我正在做一项介绍 python class 的作业,我在编写脚本来读取我的文件然后识别序列开头的条形码时遇到了很多麻烦在一个文件中。

这是我打开文件所必须的:

#!/usr/bin/python 

import sys  

fname  = sys.argv[1]

handle = open(fname , "r")
# read the file # 
for line in handle:
        print line.strip()

handle.close()

它可以完美地打开我的文件并将内容打印到屏幕上。

我遇到的问题是添加到此以完成作业我收到一条错误消息,我不确定我做错了什么。

如有任何帮助或建议,我将不胜感激。

作业及正确的预期结果及详细说明:

创建一个名为 ~/assignments/assignment07/assignment07.py

的可执行文件

python 脚本应采用 2 个命令行参数(按顺序):

(1)一个DNA条形码 (2)包含DNA序列的文件名

您的脚本应打印序列文件中与序列开头的给定条形码匹配的所有 DNA 序列,但丢弃条形码。
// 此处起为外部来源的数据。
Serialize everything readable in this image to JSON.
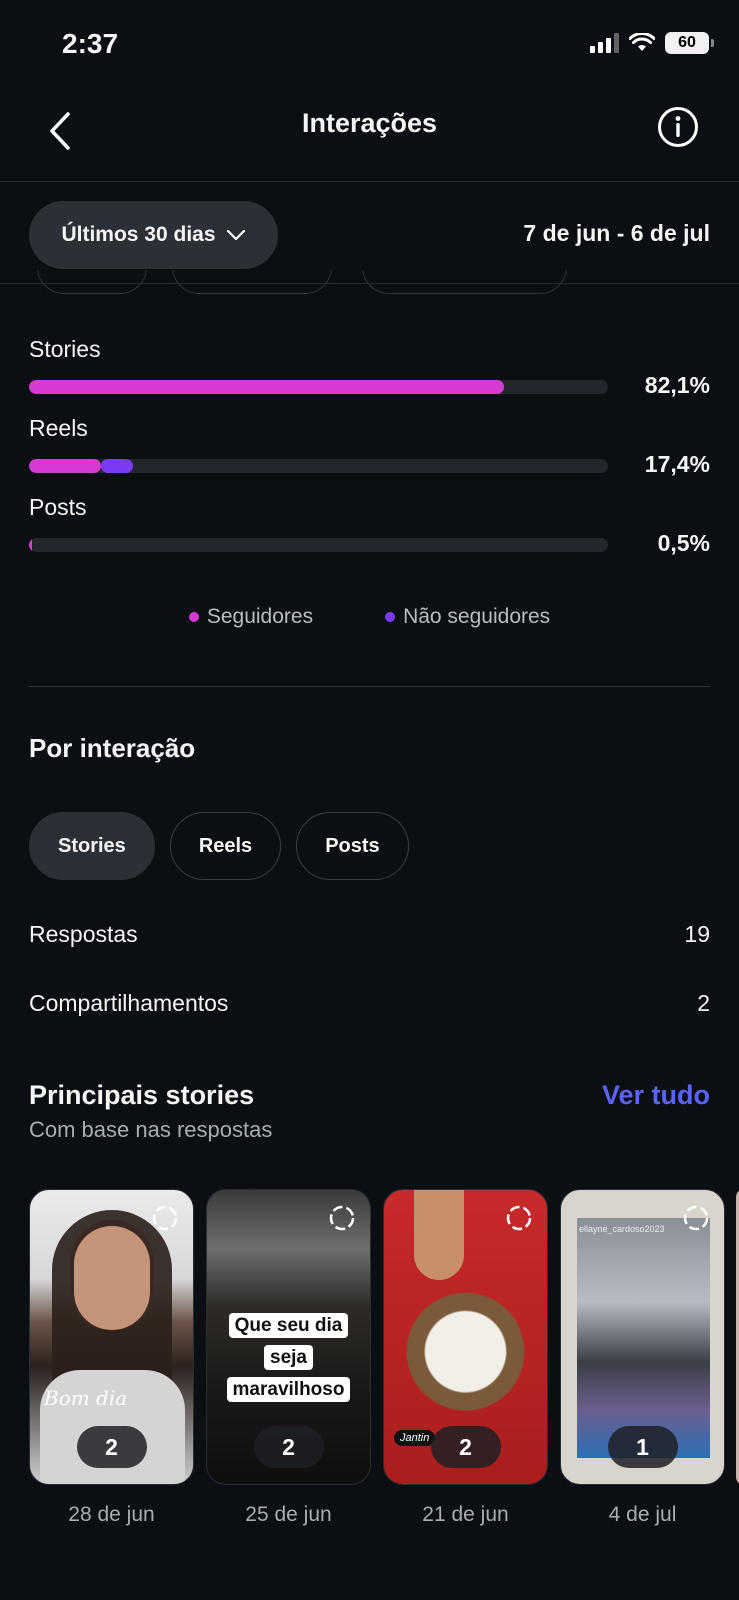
{
  "status": {
    "time": "2:37",
    "battery": "60"
  },
  "nav": {
    "title": "Interações"
  },
  "filter": {
    "period": "Últimos 30 dias",
    "range": "7 de jun - 6 de jul"
  },
  "breakdown": [
    {
      "label": "Stories",
      "percent_text": "82,1%",
      "followers": 82.1,
      "non_followers": 0
    },
    {
      "label": "Reels",
      "percent_text": "17,4%",
      "followers": 12.4,
      "non_followers": 5.6
    },
    {
      "label": "Posts",
      "percent_text": "0,5%",
      "followers": 0.5,
      "non_followers": 0
    }
  ],
  "legend": {
    "followers": "Seguidores",
    "non_followers": "Não seguidores"
  },
  "colors": {
    "followers": "#d63ad1",
    "non_followers": "#7a3cf2",
    "accent": "#5b63f6"
  },
  "by_interaction": {
    "title": "Por interação",
    "tabs": [
      "Stories",
      "Reels",
      "Posts"
    ],
    "metrics": [
      {
        "label": "Respostas",
        "value": "19"
      },
      {
        "label": "Compartilhamentos",
        "value": "2"
      }
    ]
  },
  "top_stories": {
    "title": "Principais stories",
    "subtitle": "Com base nas respostas",
    "see_all": "Ver tudo",
    "items": [
      {
        "date": "28 de jun",
        "count": "2",
        "overlay": "Bom dia"
      },
      {
        "date": "25 de jun",
        "count": "2",
        "overlay": "Que seu dia seja maravilhoso"
      },
      {
        "date": "21 de jun",
        "count": "2",
        "overlay": "Jantin"
      },
      {
        "date": "4 de jul",
        "count": "1",
        "overlay": "ellayne_cardoso2023"
      }
    ]
  }
}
不打印条形码,只打印与条形码匹配的序列,不匹配不在序列前面的条形码。

#!/usr/bin/python 
import sys
barcode  = sys.argv[1]
filename = sys.argv[2]

bclen = len(bacode)



handle = open(fname, "r")

# read the file # 

for line in handle:

        print line.strip()


for line in filename:

        bc    = line[4:][:bclen]

        seq   = line[4:19][bclen:]



        if bc == barcode:

                seqslice = sequence[4:]

                #print "barcode %s is at beginning of sequence %s" % (barcode, seqslice)



handle.close()

这个脚本充满了一些常见的开始错误(变量名不匹配和不理解切片的使用)但这里是一个更正后的版本,其中的注释应该有所帮助:

工作了运行python script_name.py 123barcode filename.csv

#!/usr/bin/python 
import sys
barcode  = sys.argv[1]
filename = sys.argv[2]

bclen = len(barcode) #fixed typo so from bacode
handle = open(filename, "r") #changed from fname

# read the file # 
## Combined for loops, no reason for double loop here

for line in handle:
    print line.strip()

    bc    = line[:bclen]  #changed to just slice of beginning to barcode length
    seq   = line[bclen:]  #from end of barcode to end (only want 19 just add)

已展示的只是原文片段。